We have a way of patiently helping the politically impossible become politically inevitable, to borrow Milton Friedman’s phrase. Our two-decade march for right-to-work comes to mind.
Might a consensus now form around our approach to roads?
- Advocate for high quality, well-funded roads as a public good that serves taxpayers’ interests. Taxpayers will pay for poor government roads one way or another — through excessive taxes, vehicle repairs, or an impeded economy. Even Adam Smith, the famed originator of the free market’s “invisible hand,” did not oppose basic government infrastructure.
- Illuminate inefficient road spending practices and recommend reforms within road agencies. Repealing the prevailing wage law is a modest start.
- Retain the user-fee principle. Those who drive more should pay more. The per-gallon fuel tax approximates a user fee. Our road tax structure should easily accommodate emerging technology, which will make pay-by-the mile, pay-by-the-ton, or both, instant and frictionless for any type of vehicle, including hybrids. Oregon is experimenting with this.
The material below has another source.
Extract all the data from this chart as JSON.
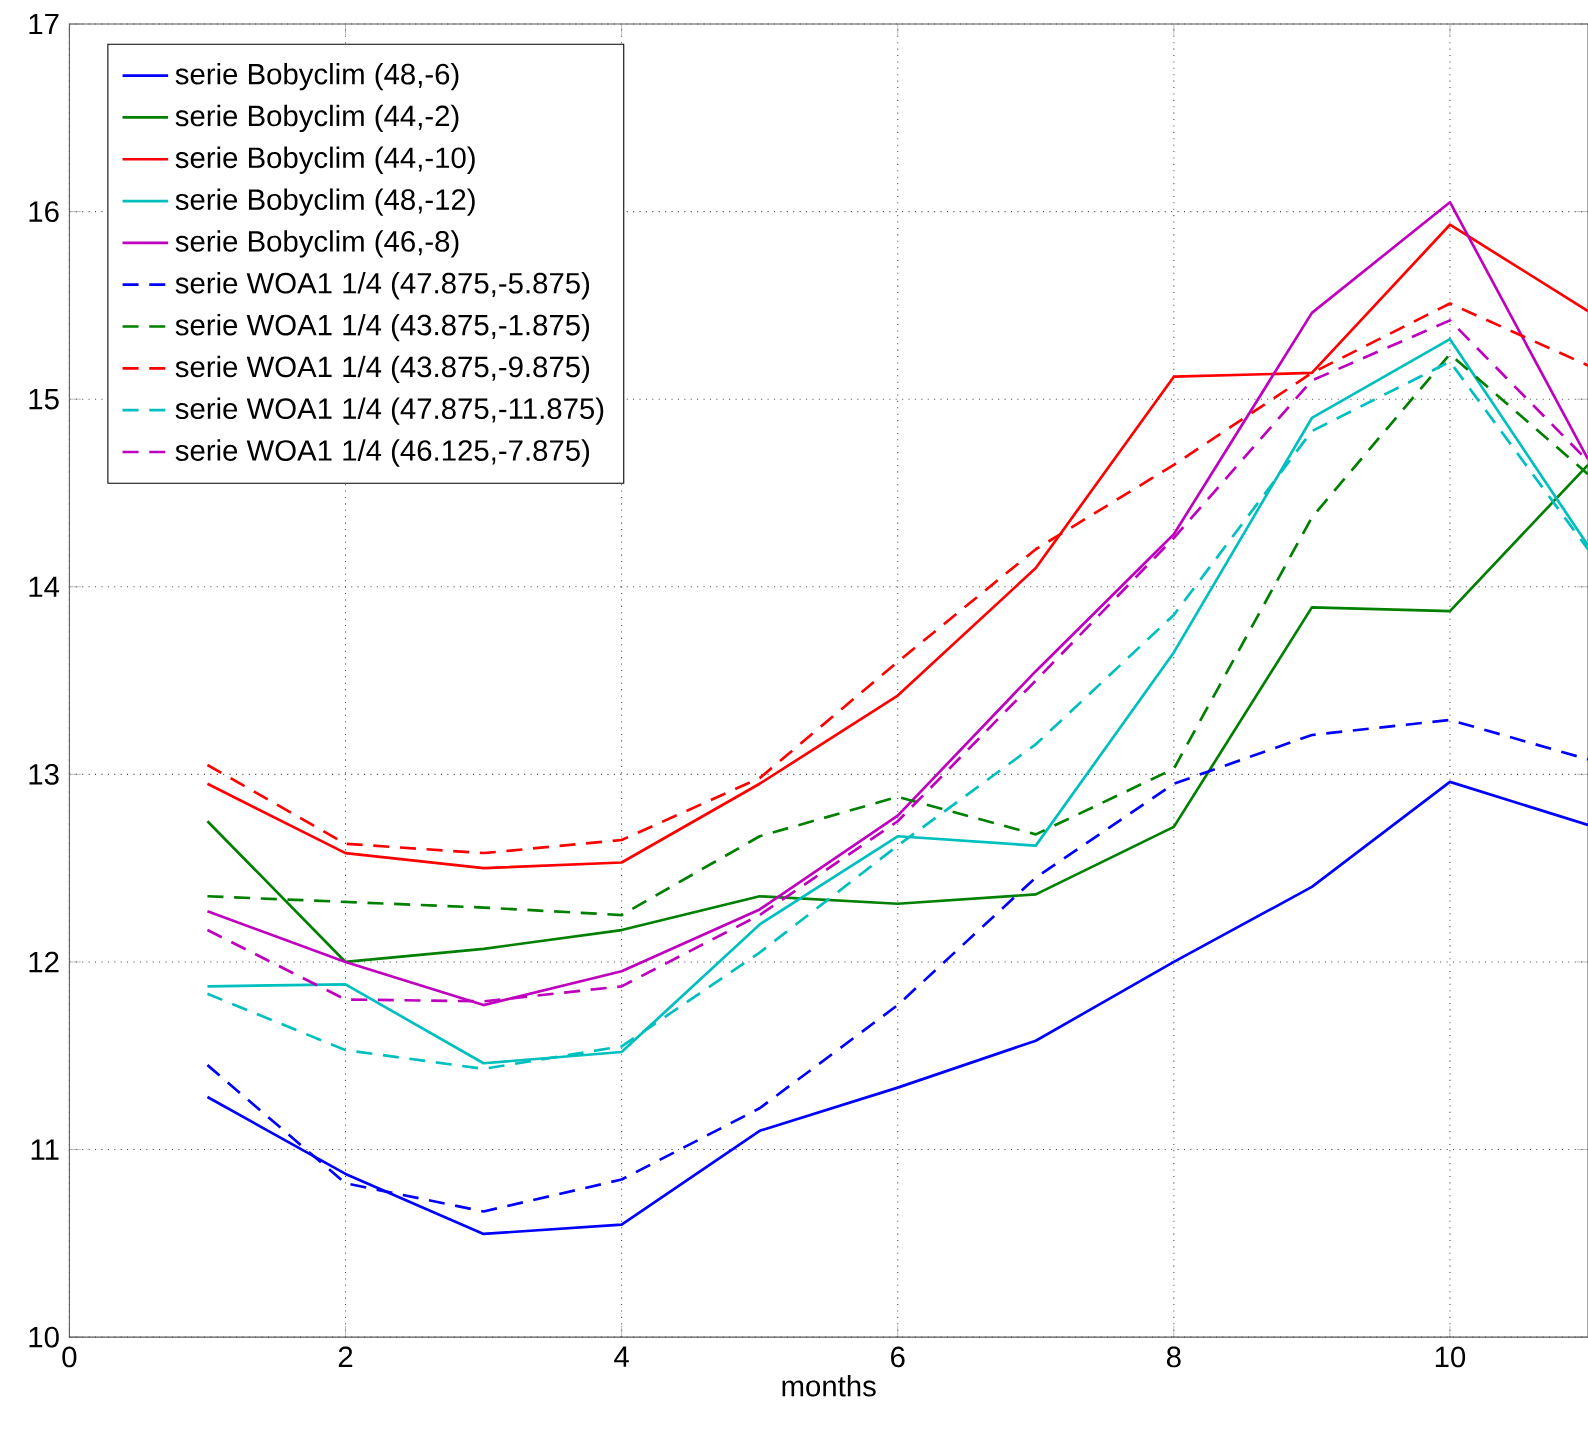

- Identify and recommend ways to assign more money out of current revenues to roads. This means reassign state spending from programs with lower priority to the roads until they are adequately funded (and we believe an additional $1.2 billion is the right number). My colleagues Mike LaFaive, James Hohman, and Jarrett Skorup have done more than anyone to identify more than $2 billion in questionable spending that could be devoted to roads. The Michigan Economic Development Corporation consumes hundreds of millions of public dollars, much of it doled out as corporate welfare in a program cloaked in secrecy and whose results hardly ever match its boastful claims. So start with the MEDC. It’s hard to think of a state asset more central to economic development than decent roads.
- Refrain from advocating for bigger government overall. Imposing new road taxes should be a last resort as long as lower priority spending remains untouched.
State House leaders recently introduced a plan that embraces most of these principles, even prioritizing future state revenue for roads so that they get more resources with no tax increase. If a final compromise does include a tax increase, we’ll be cheering in direct proportion to how much of the total road funding package comes from reprioritizing current spending. That would represent progress compared to the conventional mindset of seeking all the new road money from a tax hike. And it’s one step in the direction of True North.